Aplastic anemia is an autoimmune disease that causes bone marrow failure, meaning her bone marrow was no longer producing red blood cells, white blood cells or platelets, putting her at risk for infection and blood loss.
The only cure for aplastic anemia is a bone marrow transplant, which we were told a person should have a match for every one million people tested.
Unfortunately, Mikayla’s bone marrow is rare and there was only one match in the world out of the 26 million registered bone marrow donors. Even though this person was a match, it wasn’t ideal because of several factors that could harm Mikayla’s health further. The doctors instead opted for treating her aplastic anemia until a match can be found.
She was treated two months ago, and we are now waiting for her treatment to put the aplastic anemia into remission. The entire process could take up to three months and may not even work.
In the meantime, she is getting blood transfusions and platelets every week to make up for what her bone marrow isn’t producing.
Now it is an agonizing waiting game to see what the next few months will bring.
For these last few months, I have been trying to find a way to put all of this down on paper. Every week since it happened, this topic has been on my list, but I instead opted for a different topic.

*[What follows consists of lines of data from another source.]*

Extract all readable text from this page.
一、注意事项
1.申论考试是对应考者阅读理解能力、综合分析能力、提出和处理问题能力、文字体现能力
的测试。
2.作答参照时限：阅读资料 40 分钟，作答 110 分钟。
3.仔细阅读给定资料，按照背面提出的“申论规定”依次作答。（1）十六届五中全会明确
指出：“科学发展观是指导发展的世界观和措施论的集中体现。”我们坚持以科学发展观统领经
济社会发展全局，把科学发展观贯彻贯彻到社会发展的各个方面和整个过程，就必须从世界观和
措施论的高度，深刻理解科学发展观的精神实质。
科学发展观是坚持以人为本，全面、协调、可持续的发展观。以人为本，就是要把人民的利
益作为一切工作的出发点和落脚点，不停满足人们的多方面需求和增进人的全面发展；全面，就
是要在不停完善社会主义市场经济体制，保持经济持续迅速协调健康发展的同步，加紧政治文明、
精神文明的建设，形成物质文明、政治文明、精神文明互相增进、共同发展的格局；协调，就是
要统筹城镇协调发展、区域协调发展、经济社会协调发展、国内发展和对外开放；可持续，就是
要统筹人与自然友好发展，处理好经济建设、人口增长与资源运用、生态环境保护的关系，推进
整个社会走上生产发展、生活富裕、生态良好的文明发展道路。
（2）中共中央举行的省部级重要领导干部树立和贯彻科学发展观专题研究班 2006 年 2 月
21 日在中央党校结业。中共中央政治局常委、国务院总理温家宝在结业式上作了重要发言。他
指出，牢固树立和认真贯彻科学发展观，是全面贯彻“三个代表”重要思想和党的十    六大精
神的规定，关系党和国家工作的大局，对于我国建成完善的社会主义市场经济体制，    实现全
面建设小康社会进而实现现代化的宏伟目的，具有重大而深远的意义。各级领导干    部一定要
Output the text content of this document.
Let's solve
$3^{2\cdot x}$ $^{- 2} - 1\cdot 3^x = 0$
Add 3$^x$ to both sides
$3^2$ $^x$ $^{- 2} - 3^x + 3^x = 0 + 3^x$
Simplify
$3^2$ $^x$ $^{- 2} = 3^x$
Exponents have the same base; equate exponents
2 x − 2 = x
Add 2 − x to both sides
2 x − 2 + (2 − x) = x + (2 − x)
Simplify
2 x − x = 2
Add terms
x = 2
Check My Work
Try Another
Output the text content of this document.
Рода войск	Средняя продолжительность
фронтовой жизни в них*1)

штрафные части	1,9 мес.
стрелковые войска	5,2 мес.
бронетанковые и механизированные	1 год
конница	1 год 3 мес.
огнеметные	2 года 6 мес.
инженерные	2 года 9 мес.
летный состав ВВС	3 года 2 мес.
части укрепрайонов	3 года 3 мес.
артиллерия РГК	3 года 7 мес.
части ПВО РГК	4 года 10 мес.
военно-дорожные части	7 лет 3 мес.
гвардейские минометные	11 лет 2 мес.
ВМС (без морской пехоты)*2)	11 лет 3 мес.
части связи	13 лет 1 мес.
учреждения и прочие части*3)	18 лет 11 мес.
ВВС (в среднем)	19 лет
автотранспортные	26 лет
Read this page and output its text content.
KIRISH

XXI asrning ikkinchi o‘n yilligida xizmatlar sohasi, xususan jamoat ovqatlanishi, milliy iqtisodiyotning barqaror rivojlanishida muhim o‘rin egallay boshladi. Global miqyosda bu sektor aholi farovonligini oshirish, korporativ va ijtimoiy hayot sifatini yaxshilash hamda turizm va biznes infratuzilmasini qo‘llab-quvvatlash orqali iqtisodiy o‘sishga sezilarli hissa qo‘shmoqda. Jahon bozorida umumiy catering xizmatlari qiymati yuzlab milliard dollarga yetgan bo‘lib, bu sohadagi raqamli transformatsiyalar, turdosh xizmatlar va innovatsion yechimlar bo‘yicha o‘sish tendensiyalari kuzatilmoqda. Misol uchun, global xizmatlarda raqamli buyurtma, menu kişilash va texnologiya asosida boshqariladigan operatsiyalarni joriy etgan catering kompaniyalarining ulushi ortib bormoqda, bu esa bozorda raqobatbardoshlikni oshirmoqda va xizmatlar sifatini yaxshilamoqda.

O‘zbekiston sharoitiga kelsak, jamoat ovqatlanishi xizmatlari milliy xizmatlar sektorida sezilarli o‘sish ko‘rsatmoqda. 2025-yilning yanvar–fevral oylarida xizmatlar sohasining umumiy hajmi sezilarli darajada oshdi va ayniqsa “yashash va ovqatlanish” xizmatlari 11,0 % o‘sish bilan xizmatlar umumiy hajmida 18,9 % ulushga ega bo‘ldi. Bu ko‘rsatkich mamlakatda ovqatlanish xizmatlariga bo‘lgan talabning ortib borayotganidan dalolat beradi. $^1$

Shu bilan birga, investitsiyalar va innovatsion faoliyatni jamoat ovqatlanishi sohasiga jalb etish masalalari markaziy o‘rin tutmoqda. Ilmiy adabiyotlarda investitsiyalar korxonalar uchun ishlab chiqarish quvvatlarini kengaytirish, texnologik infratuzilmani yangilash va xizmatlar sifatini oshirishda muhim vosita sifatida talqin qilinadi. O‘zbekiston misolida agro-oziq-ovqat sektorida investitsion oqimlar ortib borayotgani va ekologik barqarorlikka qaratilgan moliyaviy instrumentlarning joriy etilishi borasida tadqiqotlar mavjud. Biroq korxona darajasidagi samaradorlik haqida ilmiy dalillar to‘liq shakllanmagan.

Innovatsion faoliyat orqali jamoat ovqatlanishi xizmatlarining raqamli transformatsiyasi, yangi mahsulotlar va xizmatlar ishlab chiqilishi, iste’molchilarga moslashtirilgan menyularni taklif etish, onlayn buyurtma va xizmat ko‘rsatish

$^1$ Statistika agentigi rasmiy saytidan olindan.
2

I have been avoiding the subject because it is something I don’t enjoy reliving, but I have come to realize that something like this never gets easier. It never stops hurting.
As I wrangle with my own personal struggles, I am amazed at how my sister has handled it all.
I just don’t know how she does it. Every week she has to go to La Crosse or Madison to get tests done, all while waiting for someone to be her match. She does all of this with poise and strength beyond her years.
She, along with the help of our family, have also been working on adding people to the bone marrow donor registry to help other people like herself.
Every day I grow more proud of her as she fights this sudden change in health.
With all of this stuff going on, my sister and I have been getting a lot closer. It’s like aplastic anemia has stripped away our old selves and placed our relationship in a much deeper place.
We used to only talk to each other in sarcasm, one of our best and yet worst traits. Our relationship drifted apart when we moved to Ohio, but today I feel like it is stronger than ever.
While I don’t wish it took aplastic anemia to get us to this point, I am glad we did eventually get here. I don’t think I would have ever forgiven myself if we hadn’t.
As a family, we are optimistic that Mikayla will recover from this. Until then, we will continue to smile and cry in an attempt to put on a brave face.
Sometimes it amazes me how some things have to take you to your knees for you to realize what is important in life.